Rachini fa le carte alla Salernitana: Delfino favorito

Il doppio ex: «Granata micidiali in contropiede, ma i biancazzurri possono vincere. Galano è super»
PESCARA. Atriano di nascita, trapiantato a Pineto, con un passato importante in serie B. Paolo Rachini, classe 1970, è uno dei grandi ex della sfida di domenica tra Pescara e Salernitana. L’ex centrocampista, cresciuto nel Francavilla, ha vestito la maglia granata per 5 stagioni e quasi 2 quella biancazzurra.
Paolo Rachini, domenica ci sarà la sua partita: Pescara-Salernitana. Quanti ricordi?
«Gli anni più belli della mia carriera da calciatore sono legati a queste due squadre. Pescara è la squadra per la quale tifo da quando sono bambino e ho avuto l’onore di vestire la maglia biancazzurra dal 1998 al 2000, sfiorando anche la promozione in serie A. Salerno, invece, è la squadra che mi ha lanciato e consacrato. Ho vestito la maglia granata per cinque anni, avendo la fortuna di centrare due promozioni dalla C1 alla B e, poi, nel torneo 1997-1998, dalla B alla serie A».
All’Adriatico che partita sarà?
«Molto equilibrata. La Salernitana ha avuto un periodo di flessione, ma nelle ultime partite del girone d’andata si è ripresa. Giocare a Pescara non è mai semplice e secondo me i biancazzurri possono vincere. Ovviamente il mio cuore dice Pescara, perché la sento mia come squadra, però a Salerno ho tanti amici. Allora, spero in un pareggio (ride, ndr) per non fare un torto a nessuno».
Sarà allo stadio?
«Sì, certo. È la mia partita…».
I granata di Ventura che strategia adotteranno all’Adriatico?
«È una squadra compatta e micidiale in contropiede. Davanti ha giocatori veloci, ma in difesa concede molto e il Delfino potrà sfruttare questa cosa».
Secondo lei gli obiettivi del Pescara quali sono?
«I play off, sicuramente. La squadra ha tutto per centrare gli spareggi promozione».
Che serie B è questa, rispetto a quando giocava lei?
«Forse c’è meno qualità e il fisico conta più dell’aspetto tecnico».
Torniamo alla stagione 1998-1999. Il Pescara, guidato inizialmente da Francesco Giorgini poi da Luigi De Canio, sfiorò la promozione in A perdendola definitivamente all'ultima giornata a causa delle vittorie di Reggina e Lecce, rispettivamente contro Torino, già promosso, e Chievo, già salvo. Si ricorda?

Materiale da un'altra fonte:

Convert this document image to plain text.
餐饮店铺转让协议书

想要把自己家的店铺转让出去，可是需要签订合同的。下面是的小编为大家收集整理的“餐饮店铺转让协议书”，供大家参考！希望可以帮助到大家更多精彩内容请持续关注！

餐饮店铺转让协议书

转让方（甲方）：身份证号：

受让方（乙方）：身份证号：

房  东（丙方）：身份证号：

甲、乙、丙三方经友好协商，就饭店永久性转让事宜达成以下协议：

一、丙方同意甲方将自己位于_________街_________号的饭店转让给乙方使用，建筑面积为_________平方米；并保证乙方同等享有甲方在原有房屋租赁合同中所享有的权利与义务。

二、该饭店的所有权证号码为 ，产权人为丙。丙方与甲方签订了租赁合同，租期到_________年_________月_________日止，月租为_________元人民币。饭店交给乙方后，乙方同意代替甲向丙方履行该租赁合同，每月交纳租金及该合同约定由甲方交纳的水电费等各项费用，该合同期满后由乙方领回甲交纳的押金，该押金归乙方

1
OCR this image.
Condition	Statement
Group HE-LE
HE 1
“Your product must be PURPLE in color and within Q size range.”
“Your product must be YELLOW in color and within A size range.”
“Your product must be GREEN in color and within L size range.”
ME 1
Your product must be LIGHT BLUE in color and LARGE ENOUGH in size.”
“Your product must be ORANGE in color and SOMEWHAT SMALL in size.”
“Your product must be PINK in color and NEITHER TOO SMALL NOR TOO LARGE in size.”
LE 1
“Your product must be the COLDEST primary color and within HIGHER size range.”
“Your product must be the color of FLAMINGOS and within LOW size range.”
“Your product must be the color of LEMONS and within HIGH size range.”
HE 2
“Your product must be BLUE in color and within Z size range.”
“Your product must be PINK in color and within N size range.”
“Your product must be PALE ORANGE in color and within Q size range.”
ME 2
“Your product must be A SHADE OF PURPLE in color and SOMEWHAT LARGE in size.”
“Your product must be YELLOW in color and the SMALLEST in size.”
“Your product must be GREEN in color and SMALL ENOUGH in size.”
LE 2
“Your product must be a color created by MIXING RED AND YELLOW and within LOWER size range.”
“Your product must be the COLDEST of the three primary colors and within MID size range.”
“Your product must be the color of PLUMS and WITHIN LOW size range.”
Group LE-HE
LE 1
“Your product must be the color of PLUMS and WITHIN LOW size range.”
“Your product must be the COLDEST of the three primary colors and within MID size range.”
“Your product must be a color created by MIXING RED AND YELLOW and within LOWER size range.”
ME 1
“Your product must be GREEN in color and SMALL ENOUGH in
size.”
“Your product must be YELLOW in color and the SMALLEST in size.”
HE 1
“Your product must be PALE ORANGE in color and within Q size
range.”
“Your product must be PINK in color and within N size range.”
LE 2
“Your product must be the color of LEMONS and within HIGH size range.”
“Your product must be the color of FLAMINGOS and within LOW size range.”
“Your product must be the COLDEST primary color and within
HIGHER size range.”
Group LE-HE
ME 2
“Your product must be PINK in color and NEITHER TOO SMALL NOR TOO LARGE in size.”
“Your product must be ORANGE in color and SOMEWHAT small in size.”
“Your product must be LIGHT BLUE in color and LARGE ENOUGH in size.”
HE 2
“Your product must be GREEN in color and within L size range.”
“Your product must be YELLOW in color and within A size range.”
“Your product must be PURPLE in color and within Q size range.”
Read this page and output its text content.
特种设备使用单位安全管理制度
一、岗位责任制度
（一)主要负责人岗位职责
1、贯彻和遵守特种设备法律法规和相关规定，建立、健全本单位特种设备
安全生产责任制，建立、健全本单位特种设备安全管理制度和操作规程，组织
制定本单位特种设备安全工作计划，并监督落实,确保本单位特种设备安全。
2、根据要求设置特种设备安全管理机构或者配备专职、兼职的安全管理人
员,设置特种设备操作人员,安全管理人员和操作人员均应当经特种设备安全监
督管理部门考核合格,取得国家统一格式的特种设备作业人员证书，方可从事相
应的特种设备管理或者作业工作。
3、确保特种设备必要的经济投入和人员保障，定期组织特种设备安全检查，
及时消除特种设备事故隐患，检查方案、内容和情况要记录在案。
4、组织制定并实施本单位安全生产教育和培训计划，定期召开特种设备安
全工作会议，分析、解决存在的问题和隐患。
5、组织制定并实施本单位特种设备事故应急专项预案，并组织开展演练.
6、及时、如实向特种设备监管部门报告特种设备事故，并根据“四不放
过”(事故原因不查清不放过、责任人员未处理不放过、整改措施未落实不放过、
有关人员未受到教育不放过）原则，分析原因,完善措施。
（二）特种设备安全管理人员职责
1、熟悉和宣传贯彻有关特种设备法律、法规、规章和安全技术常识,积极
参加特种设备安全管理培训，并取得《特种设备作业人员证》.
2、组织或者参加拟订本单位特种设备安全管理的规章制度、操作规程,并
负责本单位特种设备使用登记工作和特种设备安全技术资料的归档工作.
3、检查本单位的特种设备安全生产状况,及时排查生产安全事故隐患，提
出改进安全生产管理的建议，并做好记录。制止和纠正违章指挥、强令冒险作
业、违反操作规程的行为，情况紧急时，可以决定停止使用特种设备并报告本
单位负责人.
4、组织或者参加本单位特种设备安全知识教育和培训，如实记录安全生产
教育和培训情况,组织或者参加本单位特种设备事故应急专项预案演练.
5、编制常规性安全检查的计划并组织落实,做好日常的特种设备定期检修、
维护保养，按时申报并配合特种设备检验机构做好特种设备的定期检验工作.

«Come posso dimenticare l’ultima di campionato col Brescia. Noi vincemmo, ma da dagli altri campi non arrivarono risultati positivi. È uno dei più grandi rimpianti della mia carriera. Quell’anno meritavamo la serie A ed io mi sarei tolto lo sfizio di giocare nella massima serie con la maglia biancazzurra».
Gli allenatori ai quali è più affezionato?
«Gianni Balugani ai tempi del Francavilla, che mi fece esordire tra i professionisti a soli 18 anni, poi dico Delio Rossi, un vero maestro. Ma non dimentico Franco Colomba, Gigi De Canio e Ivo Iaconi. Tutti mi hanno lasciato qualcosa».
Del Pescara di Luciano Zauri che idea si è fatto?
«A me piaceva molto quando giocava all’inizio col 4-3-3. Per una questione di punti, poi, ha dovuto cambiare sistema di gioco, tuttavia il piglio con cui gioca mi piace parecchio. Il centrocampo è super e poi c’è Galano che è l’uomo in più. Forse dagli attaccanti ci si aspettava un rendimento diverso».
Nel mercato chi prenderebbe?
«Uno stoccatore d’area. Al Pescara mancano dei gol importanti. A me piace molto Federico Melchiorri del Perugia, ma anche Marcello Trotta del Frosinone non sarebbe male». (l.d.m.)